Before I do, it’s worth mentioning that Keller is an incredible man. He has a unique combination of intellect, winsomeness, and humility all in one. He also has an amazing ability to communicate with secular post moderns in an engaging way. Personally, I am thankful to God for his ministry.
So what did I get from his time in Australia? In no apparent order, here’s four things that stuck out to me:
Gathered vs Scattered- Keller draws a distinction between what he calls the “church gathered” (corporate worship) and the “church scattered” (the rest of the week). Most critiques of Keller will often miss this distinction. A large part of what he is known for is his emphasis on doing justice and mercy. But, says Keller, this is primarily the responsibility of the church scattered. Individual Christians ought to band together and serve the poor, as well as start new initiatives that tackle poverty and care for the oppressed.
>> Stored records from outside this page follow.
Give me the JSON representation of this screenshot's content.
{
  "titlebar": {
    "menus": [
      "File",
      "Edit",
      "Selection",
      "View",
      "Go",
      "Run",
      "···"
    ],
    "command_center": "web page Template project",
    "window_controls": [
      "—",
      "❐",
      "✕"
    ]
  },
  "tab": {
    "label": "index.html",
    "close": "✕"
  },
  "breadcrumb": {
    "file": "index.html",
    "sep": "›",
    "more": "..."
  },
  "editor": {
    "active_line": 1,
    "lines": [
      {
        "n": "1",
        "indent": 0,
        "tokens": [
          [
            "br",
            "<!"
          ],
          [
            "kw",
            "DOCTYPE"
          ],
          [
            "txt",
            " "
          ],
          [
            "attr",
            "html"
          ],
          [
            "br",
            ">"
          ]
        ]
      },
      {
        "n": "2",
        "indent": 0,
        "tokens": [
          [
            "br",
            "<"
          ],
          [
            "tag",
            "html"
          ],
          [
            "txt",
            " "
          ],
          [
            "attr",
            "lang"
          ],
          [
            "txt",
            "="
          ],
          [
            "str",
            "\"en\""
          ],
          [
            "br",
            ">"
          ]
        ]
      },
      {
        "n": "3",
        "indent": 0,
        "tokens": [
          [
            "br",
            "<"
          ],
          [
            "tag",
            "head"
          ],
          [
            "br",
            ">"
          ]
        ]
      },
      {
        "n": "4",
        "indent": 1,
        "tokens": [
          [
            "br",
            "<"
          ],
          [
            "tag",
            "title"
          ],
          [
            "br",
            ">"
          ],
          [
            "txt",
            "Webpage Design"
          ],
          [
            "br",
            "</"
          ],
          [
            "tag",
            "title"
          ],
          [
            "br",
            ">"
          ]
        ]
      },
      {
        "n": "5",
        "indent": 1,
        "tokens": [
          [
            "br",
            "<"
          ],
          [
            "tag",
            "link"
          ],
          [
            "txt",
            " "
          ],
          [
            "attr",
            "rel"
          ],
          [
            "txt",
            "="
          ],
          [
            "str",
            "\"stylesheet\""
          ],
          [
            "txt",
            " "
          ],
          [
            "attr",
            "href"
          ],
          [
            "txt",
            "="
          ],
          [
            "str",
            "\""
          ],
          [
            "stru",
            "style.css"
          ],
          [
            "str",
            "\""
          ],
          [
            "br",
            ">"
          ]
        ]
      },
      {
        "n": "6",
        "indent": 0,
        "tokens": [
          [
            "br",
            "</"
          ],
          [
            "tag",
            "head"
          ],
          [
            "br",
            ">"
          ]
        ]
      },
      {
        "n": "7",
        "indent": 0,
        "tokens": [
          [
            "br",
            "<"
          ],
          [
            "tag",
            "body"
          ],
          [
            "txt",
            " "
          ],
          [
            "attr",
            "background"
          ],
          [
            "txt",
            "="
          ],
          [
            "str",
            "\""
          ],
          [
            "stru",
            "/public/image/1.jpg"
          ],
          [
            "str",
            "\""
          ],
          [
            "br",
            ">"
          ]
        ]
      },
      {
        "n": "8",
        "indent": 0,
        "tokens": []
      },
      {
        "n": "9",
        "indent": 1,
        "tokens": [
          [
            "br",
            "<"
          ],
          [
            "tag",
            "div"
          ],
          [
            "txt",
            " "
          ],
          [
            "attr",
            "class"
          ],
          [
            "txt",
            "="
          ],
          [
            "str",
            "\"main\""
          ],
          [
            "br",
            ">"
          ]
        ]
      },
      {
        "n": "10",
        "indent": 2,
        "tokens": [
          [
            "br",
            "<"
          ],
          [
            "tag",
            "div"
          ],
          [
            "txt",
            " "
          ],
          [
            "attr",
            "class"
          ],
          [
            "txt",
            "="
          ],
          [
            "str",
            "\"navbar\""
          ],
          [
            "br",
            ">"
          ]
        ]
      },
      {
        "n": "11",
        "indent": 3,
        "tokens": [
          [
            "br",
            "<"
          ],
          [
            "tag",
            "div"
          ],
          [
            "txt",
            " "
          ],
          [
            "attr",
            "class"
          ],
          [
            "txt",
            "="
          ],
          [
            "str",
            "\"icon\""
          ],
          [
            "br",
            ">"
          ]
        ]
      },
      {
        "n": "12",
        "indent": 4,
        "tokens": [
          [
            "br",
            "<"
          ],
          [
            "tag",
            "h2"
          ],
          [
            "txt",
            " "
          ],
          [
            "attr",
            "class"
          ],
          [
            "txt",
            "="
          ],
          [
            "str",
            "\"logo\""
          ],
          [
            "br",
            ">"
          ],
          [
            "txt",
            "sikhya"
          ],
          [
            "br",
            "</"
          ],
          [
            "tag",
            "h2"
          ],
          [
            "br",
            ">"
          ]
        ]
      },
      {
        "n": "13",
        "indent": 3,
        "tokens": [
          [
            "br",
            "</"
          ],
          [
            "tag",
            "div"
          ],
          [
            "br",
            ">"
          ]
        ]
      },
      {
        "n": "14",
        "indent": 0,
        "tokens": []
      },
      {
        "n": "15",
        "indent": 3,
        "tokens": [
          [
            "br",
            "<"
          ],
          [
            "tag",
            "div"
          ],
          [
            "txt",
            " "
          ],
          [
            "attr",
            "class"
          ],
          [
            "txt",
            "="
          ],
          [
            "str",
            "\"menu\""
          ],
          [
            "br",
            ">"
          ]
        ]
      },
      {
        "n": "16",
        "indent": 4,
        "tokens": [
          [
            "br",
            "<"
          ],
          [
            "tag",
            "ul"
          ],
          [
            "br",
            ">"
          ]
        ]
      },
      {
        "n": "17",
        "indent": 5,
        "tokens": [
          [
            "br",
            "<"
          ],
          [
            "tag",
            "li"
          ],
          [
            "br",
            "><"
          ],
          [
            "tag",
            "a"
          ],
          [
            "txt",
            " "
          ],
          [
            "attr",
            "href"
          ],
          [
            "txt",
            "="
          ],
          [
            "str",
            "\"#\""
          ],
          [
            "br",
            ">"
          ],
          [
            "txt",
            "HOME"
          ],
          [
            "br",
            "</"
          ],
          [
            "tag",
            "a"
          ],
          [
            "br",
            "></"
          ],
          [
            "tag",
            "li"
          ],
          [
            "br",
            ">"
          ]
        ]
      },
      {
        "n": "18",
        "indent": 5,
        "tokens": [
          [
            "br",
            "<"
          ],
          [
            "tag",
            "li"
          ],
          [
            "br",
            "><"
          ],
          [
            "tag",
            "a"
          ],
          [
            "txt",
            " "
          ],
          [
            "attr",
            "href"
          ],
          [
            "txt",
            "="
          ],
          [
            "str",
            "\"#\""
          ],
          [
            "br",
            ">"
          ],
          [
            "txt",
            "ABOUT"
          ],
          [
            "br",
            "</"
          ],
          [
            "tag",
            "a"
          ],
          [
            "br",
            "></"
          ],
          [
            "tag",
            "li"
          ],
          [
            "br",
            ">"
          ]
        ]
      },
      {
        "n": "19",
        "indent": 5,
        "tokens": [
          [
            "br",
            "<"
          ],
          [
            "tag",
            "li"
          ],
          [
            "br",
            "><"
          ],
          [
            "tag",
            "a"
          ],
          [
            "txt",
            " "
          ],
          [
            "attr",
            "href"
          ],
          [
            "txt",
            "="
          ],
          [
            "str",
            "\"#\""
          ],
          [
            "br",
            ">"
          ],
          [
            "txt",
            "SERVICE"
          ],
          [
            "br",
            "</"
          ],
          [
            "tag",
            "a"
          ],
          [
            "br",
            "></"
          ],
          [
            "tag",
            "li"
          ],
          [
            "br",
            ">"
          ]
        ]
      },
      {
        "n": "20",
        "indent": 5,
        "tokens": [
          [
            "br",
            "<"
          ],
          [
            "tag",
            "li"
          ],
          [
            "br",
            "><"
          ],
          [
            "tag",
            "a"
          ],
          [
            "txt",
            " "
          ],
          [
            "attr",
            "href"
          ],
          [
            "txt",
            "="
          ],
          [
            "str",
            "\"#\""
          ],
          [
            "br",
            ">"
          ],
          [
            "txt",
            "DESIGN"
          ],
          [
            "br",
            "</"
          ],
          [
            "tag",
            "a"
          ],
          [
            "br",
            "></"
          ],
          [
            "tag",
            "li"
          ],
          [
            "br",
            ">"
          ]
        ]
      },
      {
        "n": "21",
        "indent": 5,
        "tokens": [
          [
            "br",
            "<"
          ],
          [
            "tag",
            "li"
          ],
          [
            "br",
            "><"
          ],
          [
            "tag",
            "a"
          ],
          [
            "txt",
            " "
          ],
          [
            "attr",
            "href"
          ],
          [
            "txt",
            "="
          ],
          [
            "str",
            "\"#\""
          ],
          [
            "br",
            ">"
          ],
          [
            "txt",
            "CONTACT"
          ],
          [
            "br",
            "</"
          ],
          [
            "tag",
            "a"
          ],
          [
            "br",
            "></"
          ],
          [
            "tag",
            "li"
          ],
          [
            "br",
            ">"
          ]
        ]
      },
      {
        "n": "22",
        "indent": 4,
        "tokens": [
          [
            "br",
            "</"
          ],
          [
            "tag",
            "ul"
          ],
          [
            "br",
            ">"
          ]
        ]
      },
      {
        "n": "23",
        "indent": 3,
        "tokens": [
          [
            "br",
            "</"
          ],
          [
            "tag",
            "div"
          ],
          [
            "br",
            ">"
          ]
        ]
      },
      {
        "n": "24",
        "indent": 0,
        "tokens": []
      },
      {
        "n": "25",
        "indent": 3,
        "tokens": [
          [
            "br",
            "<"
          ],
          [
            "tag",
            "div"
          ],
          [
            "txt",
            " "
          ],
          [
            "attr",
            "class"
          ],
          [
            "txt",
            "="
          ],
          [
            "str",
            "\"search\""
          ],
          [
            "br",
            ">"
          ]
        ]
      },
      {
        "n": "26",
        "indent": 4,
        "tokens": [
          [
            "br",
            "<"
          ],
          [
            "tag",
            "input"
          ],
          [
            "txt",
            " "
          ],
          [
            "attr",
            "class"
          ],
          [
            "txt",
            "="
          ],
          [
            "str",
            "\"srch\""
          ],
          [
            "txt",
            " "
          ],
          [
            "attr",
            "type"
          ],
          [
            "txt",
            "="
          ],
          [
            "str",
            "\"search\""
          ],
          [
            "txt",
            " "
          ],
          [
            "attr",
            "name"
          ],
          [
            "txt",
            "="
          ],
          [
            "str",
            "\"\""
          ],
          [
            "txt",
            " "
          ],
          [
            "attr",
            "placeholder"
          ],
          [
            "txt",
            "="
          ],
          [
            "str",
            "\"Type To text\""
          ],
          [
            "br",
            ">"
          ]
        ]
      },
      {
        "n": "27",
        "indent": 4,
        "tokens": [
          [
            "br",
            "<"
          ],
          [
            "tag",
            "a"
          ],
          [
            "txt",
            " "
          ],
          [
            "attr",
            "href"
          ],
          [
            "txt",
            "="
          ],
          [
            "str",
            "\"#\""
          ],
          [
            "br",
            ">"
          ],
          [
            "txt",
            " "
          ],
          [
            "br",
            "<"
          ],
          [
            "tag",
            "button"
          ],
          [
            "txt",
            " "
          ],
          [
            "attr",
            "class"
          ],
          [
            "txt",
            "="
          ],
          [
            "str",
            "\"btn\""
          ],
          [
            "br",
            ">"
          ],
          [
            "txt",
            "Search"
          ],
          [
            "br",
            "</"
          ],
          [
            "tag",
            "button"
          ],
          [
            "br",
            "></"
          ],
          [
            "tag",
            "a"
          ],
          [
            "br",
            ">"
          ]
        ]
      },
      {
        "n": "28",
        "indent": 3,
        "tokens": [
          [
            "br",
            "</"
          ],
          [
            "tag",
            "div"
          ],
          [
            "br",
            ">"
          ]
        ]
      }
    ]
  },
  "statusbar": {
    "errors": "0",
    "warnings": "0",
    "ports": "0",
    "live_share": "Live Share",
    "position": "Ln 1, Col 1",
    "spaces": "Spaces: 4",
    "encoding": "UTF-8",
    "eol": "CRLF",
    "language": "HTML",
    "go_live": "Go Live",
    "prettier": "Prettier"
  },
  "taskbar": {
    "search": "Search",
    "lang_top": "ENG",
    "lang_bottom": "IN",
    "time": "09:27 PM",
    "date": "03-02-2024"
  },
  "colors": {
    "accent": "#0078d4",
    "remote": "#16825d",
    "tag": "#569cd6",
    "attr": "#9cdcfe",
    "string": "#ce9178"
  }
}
The “church gathered”, however, needs to focus on making and growing disciples of Jesus Christ.
Discipleship for all of life– Keller argues that we need to do a much better job at training people to integrate their faith with their work. If most people spend 60-70% of their waking hours at work, why are we not equipping them more effectively for this? In truth, I don’t think we ignore this completely, but there’s certainly lots of room to grow. How should people think about their work? How should they be in their work? And what should they do in their work? Mature Christianity has got to involve more than just being on a roster and tithing your income.
Learn from and partner with others- a big theme of the conference was catholicity. That doesn’t mean we should all be Catholics, it means that we should be willing to learn from and partner with those we might not always agree with. In truth, Keller didn’t actually give many practical examples of what this “partnership” might look like on a church by church basis. Rather, he seemed to be encouraging the leaders of different churches to get to know one another. I liked this. While we shouldn’t ignore our own distinctives, humbly engaging with others could go a long way towards breaking down some unhelpful prejudices.
Grace renewal dynamics- according to Keller, true change comes by applying the gospel to our hearts. For example, it’s not enough to say, “Stop being greedy and be generous!” All that does is produce guilt in those who are greedy and pride in those who are generous. Instead, we need to help people to see that though they were poor in Spirit, Christ who was rich became poor to make them rich. In other words, we don’t tell people not to break the “generosity rule”, we show them how the gospel transforms our approach to wealth. Once you see that you have been made rich through Christ’s generosity, it helps you to be generous towards others.
In all honesty, you could get every one of these points from the book Center Church: Doing Balanced, Gospel-Centered Ministry in Your City. So if you missed the conference, buy the book and read it! You probably won’t agree with all of it, but it’s a thought provoking read by an outstanding man.